Try using .loc[row_indexer,col_indexer] = value instead

See the caveats in the documentation: https://pandas.pydata.org/pandas-docs/stable/user_guide/indexing.html#returning-a-view-versus-a-copy
  new["recommendations"] = list(zip(new.video_id, new.ratings))


## Evaluation

In [209]:
def evaluate_topk_metrics(y_true, top_k_preds, k=10):
    top_k = top_k_preds[:k]
    relevant = set(y_true)
    hits = [1 if item in relevant else 0 for item in top_k]

    precision = sum(hits) / k
    recall = sum(hits) / len(relevant) if relevant else 0.0
    dcg = sum(hit / np.log2(i + 2) for i, hit in enumerate(hits))
    ideal_hits = [1] * min(len(relevant), k)
    idcg = sum(1 / np.log2(i + 2) for i in range(len(ideal_hits)))
    ndcg = dcg / idcg if idcg != 0 else 0.0

    # MAP@k: mean average precision
    ap_sum = 0.0
    hit_count = 0
    for i, hit in enumerate(hits):
        if hit:
            hit_count += 1
            ap_sum += hit_count / (i + 1)
    map_k = ap_sum / min(len(relevant), k) if relevant else 0.0

    return precision, recall, ndcg, map_k


In [210]:
#test_interactions_df = pd.read_csv("data_final_project/KuaiRec 2.0/data/small_matrix.csv")
#test_interactions_df["is_like"] = interactions_df['watch_ratio'].apply(lambda x: 1 if x >= 2 else 0)

In [211]:
user_recs_dict = dict(zip(res_new["user_id"], res_new["recommendations"]))

k_values = [1, 5, 10, 20]
results = []

for k in k_values:
    all_precisions, all_recalls, all_ndcgs, all_maps = [], [], [], []
    for user_id, recs in user_recs_dict.items():
        video_ids = [video_id for video_id, _ in recs][:k]
        y_true = interactions_df[(interactions_df["user_id"] == user_id) & (interactions_df["is_like"] == 1)]["video_id"].tolist()
        if not y_true or not video_ids:
            continue
        precision, recall, ndcg, map_k = evaluate_topk_metrics(y_true, video_ids, k)
        all_precisions.append(precision)
        all_recalls.append(recall)
        all_ndcgs.append(ndcg)
        all_maps.append(map_k)
    results.append({
        "k": k,
        "precision": np.mean(all_precisions),
        "recall": np.mean(all_recalls),
        "ndcg": np.mean(all_ndcgs),
        "map": np.mean(all_maps)
    })

for res in results:
    print(f"Results for k={res['k']}:")
    print(f"  Mean Precision@{res['k']}: {res['precision']:.4f}")
    print(f"  Mean Recall@{res['k']}: {res['recall']:.4f}")
    print(f"  Mean NDCG@{res['k']}: {res['ndcg']:.4f}")
    print(f"  Mean MAP@{res['k']}: {res['map']:.4f}\n")

Results for k=1:
  Mean Precision@1: 0.7385
  Mean Recall@1: 0.0125
  Mean NDCG@1: 0.7385
  Mean MAP@1: 0.7385

Results for k=5:
  Mean Precision@5: 0.7184
  Mean Recall@5: 0.0606
  Mean NDCG@5: 0.7224
  Mean MAP@5: 0.6216

Results for k=10:
  Mean Precision@10: 0.7174
  Mean Recall@10: 0.1214
  Mean NDCG@10: 0.7205
  Mean MAP@10: 0.5892

Results for k=20:
  Mean Precision@20: 0.3587
  Mean Recall@20: 0.1214
  Mean NDCG@20: 0.4699
  Mean MAP@20: 0.2995



## Conclusion

The ALS collaborative filtering recommender system was evaluated using Precision@K, Recall@K, NDCG@K, and MAP@K metrics for various values of K. The results show that the model is able to recommend relevant items to users with reasonable effectiveness, as indicated by the improvement in evaluation metrics compared to earlier iterations. 
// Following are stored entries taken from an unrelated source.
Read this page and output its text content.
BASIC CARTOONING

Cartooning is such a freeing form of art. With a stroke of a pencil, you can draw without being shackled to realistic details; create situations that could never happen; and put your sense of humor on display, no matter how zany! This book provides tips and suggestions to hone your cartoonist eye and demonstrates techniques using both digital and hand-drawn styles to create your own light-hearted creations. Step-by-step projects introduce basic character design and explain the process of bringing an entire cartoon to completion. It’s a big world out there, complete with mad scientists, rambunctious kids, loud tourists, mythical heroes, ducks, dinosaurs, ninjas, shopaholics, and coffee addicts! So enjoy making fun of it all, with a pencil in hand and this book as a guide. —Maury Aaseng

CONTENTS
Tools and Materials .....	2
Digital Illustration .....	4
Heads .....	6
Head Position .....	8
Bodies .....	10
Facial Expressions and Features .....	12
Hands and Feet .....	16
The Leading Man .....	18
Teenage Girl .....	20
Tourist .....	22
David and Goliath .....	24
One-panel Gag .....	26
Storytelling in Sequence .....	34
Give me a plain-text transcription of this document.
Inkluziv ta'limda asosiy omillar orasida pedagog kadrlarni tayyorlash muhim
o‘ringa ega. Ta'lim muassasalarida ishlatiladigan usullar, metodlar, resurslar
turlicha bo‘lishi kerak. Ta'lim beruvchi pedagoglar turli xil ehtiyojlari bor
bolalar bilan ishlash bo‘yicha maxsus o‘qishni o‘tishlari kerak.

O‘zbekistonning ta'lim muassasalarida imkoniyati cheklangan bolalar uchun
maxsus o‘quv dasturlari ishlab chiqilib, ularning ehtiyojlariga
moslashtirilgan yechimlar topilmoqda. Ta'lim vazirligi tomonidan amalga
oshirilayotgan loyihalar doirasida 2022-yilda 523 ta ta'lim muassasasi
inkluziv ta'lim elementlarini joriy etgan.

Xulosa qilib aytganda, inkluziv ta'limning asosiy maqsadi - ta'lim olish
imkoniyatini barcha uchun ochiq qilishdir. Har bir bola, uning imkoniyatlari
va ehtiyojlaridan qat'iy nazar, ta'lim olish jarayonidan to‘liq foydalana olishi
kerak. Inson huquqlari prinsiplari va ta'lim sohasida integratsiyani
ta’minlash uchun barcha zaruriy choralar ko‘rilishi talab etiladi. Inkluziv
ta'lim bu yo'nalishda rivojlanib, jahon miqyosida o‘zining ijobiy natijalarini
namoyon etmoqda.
While the current approach demonstrates a significant increase in performance (e.g., Precision@10 improved from 0.06 to 0.24), there is still room for further optimization. Potential improvements include additional hyperparameter tuning, experimenting with implicit feedback, filtering out users/items with very few interactions, and refining the evaluation methodology (such as using a temporal split or negative sampling).

Overall, the ALS-based collaborative filtering model provides a solid foundation for personalized recommendations and can be further enhanced with more advanced techniques and data preprocessing strategies.